Однажды ночью МакКарти выражал недовольство, и огонек его сигареты прыгал в темноте; он был недоволен тем, что его не будет в штурмовой команде, что в ночь он будет работать стрелком-радистом. Мы отсутствовали в тот день с раннего утра, вернулись к обеду и готовимся к рейду на торговца оружием. Наш первый настоящий рейд. Я надеваю бронежилет, распределяя на плечах его слишком знакомый вес. Потом каска, набор для оказания первой помощи, карта, рация, боеприпасы, винтовка и все остальное.

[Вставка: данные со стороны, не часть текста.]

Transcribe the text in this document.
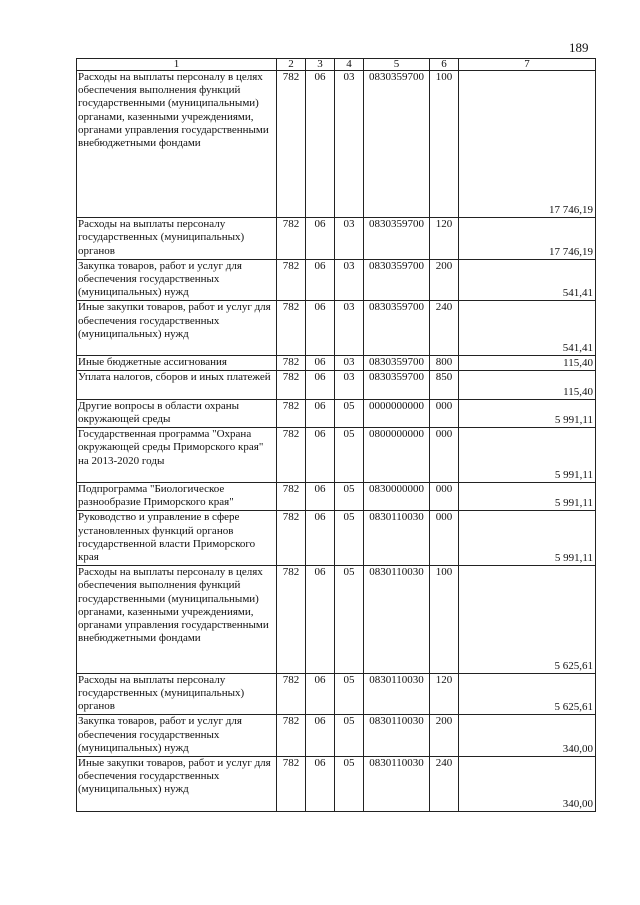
189
1	2	3	4	5	6	7
Расходы на выплаты персоналу в целях обеспечения выполнения функций государственными (муниципальными) органами, казенными учреждениями, органами управления государственными внебюджетными фондами	782	06	03	0830359700	100	17 746,19
Расходы на выплаты персоналу государственных (муниципальных) органов	782	06	03	0830359700	120	17 746,19
Закупка товаров, работ и услуг для обеспечения государственных (муниципальных) нужд	782	06	03	0830359700	200	541,41
Иные закупки товаров, работ и услуг для обеспечения государственных (муниципальных) нужд	782	06	03	0830359700	240	541,41
Иные бюджетные ассигнования	782	06	03	0830359700	800	115,40
Уплата налогов, сборов и иных платежей	782	06	03	0830359700	850	115,40
Другие вопросы в области охраны окружающей среды	782	06	05	0000000000	000	5 991,11
Государственная программа "Охрана окружающей среды Приморского края" на 2013-2020 годы	782	06	05	0800000000	000	5 991,11
Подпрограмма "Биологическое разнообразие Приморского края"	782	06	05	0830000000	000	5 991,11
Руководство и управление в сфере установленных функций органов государственной власти Приморского края	782	06	05	0830110030	000	5 991,11
Расходы на выплаты персоналу в целях обеспечения выполнения функций государственными (муниципальными) органами, казенными учреждениями, органами управления государственными внебюджетными фондами	782	06	05	0830110030	100	5 625,61
Расходы на выплаты персоналу государственных (муниципальных) органов	782	06	05	0830110030	120	5 625,61
Закупка товаров, работ и услуг для обеспечения государственных (муниципальных) нужд	782	06	05	0830110030	200	340,00
Иные закупки товаров, работ и услуг для обеспечения государственных (муниципальных) нужд	782	06	05	0830110030	240	340,00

Теперь я выгляжу, как все, подразделение этой странной и обладающей разрушительной силой структуры, одетой в бронежилеты и вооруженной винтовками. Мы собираемся вокруг спутниковой карты, разложенной на капоте «хаммера», и наносим на нее наш маршрут. Уэллс, командир моего отделения, перечисляет наши действия. Быстро зайти. Осмотреть опасные зоны. Если он вооружен, убить его. Я смотрю на группу, на лица, которые знаю так хорошо, и ощущаю нашу общую силу, это смехотворное могущество. Братство товарищей по оружию, конечно, имеет значение. Мы вместе переживаем страдание, радость, угрозу смерти. Но есть и кое-что еще: подчинение своего «я», добровольное или недобровольное, механизму войны. Верю ли я в нее? Неважно. Я отбрасываю эти соображения и живу настоящим, в котором мало что известно и еще меньшее может быть проконтролировано, в котором мой мир сужается до размеров одной улицы, дома, комнаты, двери.

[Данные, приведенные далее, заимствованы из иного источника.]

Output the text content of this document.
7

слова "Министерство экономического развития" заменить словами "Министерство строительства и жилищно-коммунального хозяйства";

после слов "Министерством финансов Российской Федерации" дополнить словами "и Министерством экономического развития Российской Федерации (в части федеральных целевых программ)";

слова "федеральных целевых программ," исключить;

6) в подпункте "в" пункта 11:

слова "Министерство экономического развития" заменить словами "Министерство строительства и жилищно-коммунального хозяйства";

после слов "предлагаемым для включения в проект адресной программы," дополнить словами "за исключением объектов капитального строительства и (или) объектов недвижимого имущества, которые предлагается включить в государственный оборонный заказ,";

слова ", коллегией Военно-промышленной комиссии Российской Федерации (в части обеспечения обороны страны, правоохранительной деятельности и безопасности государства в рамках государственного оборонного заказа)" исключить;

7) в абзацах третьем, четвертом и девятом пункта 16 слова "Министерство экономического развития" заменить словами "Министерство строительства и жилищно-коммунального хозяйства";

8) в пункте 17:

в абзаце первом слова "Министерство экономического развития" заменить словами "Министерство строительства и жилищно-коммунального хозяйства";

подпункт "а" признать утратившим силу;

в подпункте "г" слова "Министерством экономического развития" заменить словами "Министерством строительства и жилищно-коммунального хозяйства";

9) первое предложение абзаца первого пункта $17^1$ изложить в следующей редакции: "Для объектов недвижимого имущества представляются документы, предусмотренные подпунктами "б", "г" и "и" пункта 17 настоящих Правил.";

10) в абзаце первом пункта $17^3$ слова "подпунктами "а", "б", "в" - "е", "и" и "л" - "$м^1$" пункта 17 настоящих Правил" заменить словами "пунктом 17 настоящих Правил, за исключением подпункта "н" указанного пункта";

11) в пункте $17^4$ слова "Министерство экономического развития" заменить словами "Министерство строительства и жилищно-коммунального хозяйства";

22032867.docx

[...]Мы часто врывались в дома поздно ночью, люди просыпались оттого, что солдаты ломились в двери их спален. Испуганные дети и женщины начинали плакать. Видя это, я представлял, каково было бы, если бы солдаты ночью ногой открыли двери в мой дом, если бы я не мог ничего сделать, чтобы защитить свою семью. Я бы ненавидел этих солдат. И все же я наслаждался этими рейдами, их напряженностью и неопределенностью.Эмоции вступали в конфликт, не получавший разрешения. 

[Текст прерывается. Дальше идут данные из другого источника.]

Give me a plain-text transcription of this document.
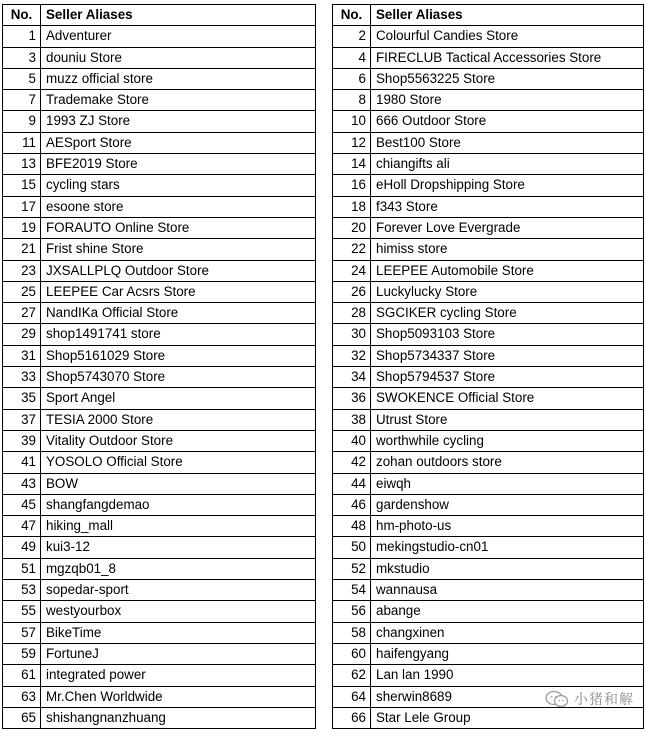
No.	Seller Aliases
1	Adventurer
3	douniu Store
5	muzz official store
7	Trademake Store
9	1993 ZJ Store
11	AESport Store
13	BFE2019 Store
15	cycling stars
17	esoone store
19	FORAUTO Online Store
21	Frist shine Store
23	JXSALLPLQ Outdoor Store
25	LEEPEE Car Acsrs Store
27	NandIKa Official Store
29	shop1491741 store
31	Shop5161029 Store
33	Shop5743070 Store
35	Sport Angel
37	TESIA 2000 Store
39	Vitality Outdoor Store
41	YOSOLO Official Store
43	BOW
45	shangfangdemao
47	hiking_mall
49	kui3-12
51	mgzqb01_8
53	sopedar-sport
55	westyourbox
57	BikeTime
59	FortuneJ
61	integrated power
63	Mr.Chen Worldwide
65	shishangnanzhuang
No.	Seller Aliases
2	Colourful Candies Store
4	FIRECLUB Tactical Accessories Store
6	Shop5563225 Store
8	1980 Store
10	666 Outdoor Store
12	Best100 Store
14	chiangifts ali
16	eHoll Dropshipping Store
18	f343 Store
20	Forever Love Evergrade
22	himiss store
24	LEEPEE Automobile Store
26	Luckylucky Store
28	SGCIKER cycling Store
30	Shop5093103 Store
32	Shop5734337 Store
34	Shop5794537 Store
36	SWOKENCE Official Store
38	Utrust Store
40	worthwhile cycling
42	zohan outdoors store
44	eiwqh
46	gardenshow
48	hm-photo-us
50	mekingstudio-cn01
52	mkstudio
54	wannausa
56	abange
58	changxinen
60	haifengyang
62	Lan lan 1990
64	sherwin8689
66	Star Lele Group
小猪和解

Отчасти из-за второй передислокации моя жена приехала в Ирак, чтобы жить на севере и обучать иракских журналистов. Она проводила вечера в ресторанах и чайных со своими иракскими друзьями. Когда позволяла нестабильная связь, мы разговаривали по сотовому телефону, и она рассказывала мне о жизни, которую я не мог себе представить - как она отмечала праздники со своими коллегами, как бывала у них в гостях. У меня не было иракских друзей, за исключением наших немногочисленных переводчиков, и меня редко приглашали к кому-нибудь в гости. Я рассказывал ей о своей жизни, о днях скуки и секундах страха, она беспокоилась, что я в такой обстановке потеряю способность размышлять, перестану задавать вопросы и смирюсь. Но она никак не высказывалась по поводу выполняемой мной работы, а я не говорил ей, что иногда получаю от нее удовольствие, что временами просто не думаю о более серьезных последствиях, что иногда эта работа кажется мне игрой. Я не говорил ей, что смерть представлялась мне едва ли существующей и далекой, и что, в любом случае, это было не очень важно. 

Мы оба вернулись из Ирака, нам повезло больше, чем другим. Двое учеников моей жены погибли, пополнив список убитых в Ираке журналистов, ребята, с которыми служил я, также все еще гибнут. Один из них вернулся домой с войны и застрелился на День благодарения. Другой подорвался в Багдаде под Рождество.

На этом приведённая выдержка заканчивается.